TBS.Bブリタニカ大百科事典の「北畠親房」(我妻建治)には、宮中にあって親房は少なくとも4回の改元に関与し、ことごとく自説を通しているとし、

いわばこれらの改元は実質的に親房によって決定されたといっても過言ではない……その博覧強記からして構成される鋭い論鋒は、一種傲岸ともおもわれたであろう

とある。まわりの人にとっては鼻持ちならない頑固者だが、逆立ちしても太刀打ちできない知識と知力があったということか。

神宮寺城跡、阿波崎城跡の訪問をきっかけに読み出して正統記だったが、具体的にこれらの城でのできごとや親房が常陸国でどのような活動をしたかについてはまったく触れていない。正統記の位置づけからして、親房自身の常陸での活動など取り上げる意味はなかった。それに、小田城滞在中に後醍醐が亡くなってしまう。

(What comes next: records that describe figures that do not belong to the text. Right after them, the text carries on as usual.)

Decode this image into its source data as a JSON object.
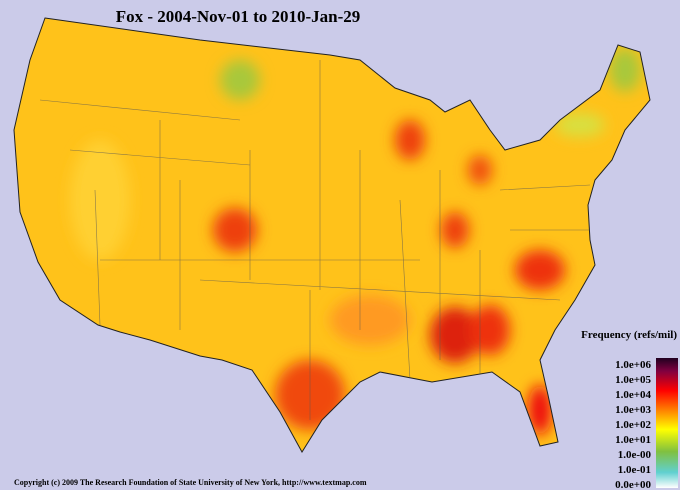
{
  "title": "Fox - 2004-Nov-01 to 2010-Jan-29",
  "legend": {
    "title": "Frequency (refs/mil)",
    "labels": [
      "1.0e+06",
      "1.0e+05",
      "1.0e+04",
      "1.0e+03",
      "1.0e+02",
      "1.0e+01",
      "1.0e-00",
      "1.0e-01",
      "0.0e+00"
    ]
  },
  "copyright": "Copyright (c) 2009 The Research Foundation of State University of New York, http://www.textmap.com"
}
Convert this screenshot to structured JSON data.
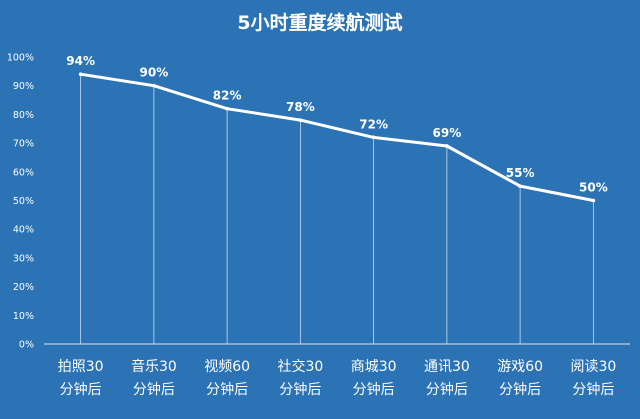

これで、神宮寺城、阿波崎城と北畠親房の関係を知りたいという本来の目的は終わったようなものだったが、ここまでくるとやめるわけにいかなくなった。

常陸国の情勢

当時の常陸国の情勢を調べてみた(→常陸国と周辺の城主・城砦)。おおざっぱに見て南朝方は小田氏、北朝方は佐竹氏が勢力の中心にいる。小田氏は小田城(筑波山麓)を居城とし、鎌倉時代には歴代が常陸国の守護であり南常陸では最大の勢力をもつ。親房はまず小田城に拠点を置くが、小田氏が最終的に高師冬に通じ、親房は関城へ移る。一方、佐竹氏は太田城(現在の常陸太田)を居城とし平安時代は北常陸を支配したが、鎌倉時代は不遇をかこっていた。このころには足利尊氏に呼応して勢力を回復しつつある。佐竹義貞は後醍醐が笠置山に挙兵したときに、尊氏に従ってこれを攻め、その戦功によって常陸守護に任じられている。常陸国守護職は、鎌倉時代を通じて小田氏がその任にあったが、このときに小田治久から佐竹義貞へ移る。後に佐竹氏は、伊達正宗に拮抗する大大名になり関ヶ原後に秋田に転封されるまで常陸に覇を唱える。佐竹氏に絡むのが大掾だいじょう氏とその支族である。大掾氏は、常陸平氏の祖平国香の末流が長く常陸国の大掾をつとめたので、役職が氏名に転じたもの。真壁氏烟田氏鹿島氏などは大掾氏の庶流である。したがって、大掾氏から見れば新興勢力となる小田氏と対抗関係にある。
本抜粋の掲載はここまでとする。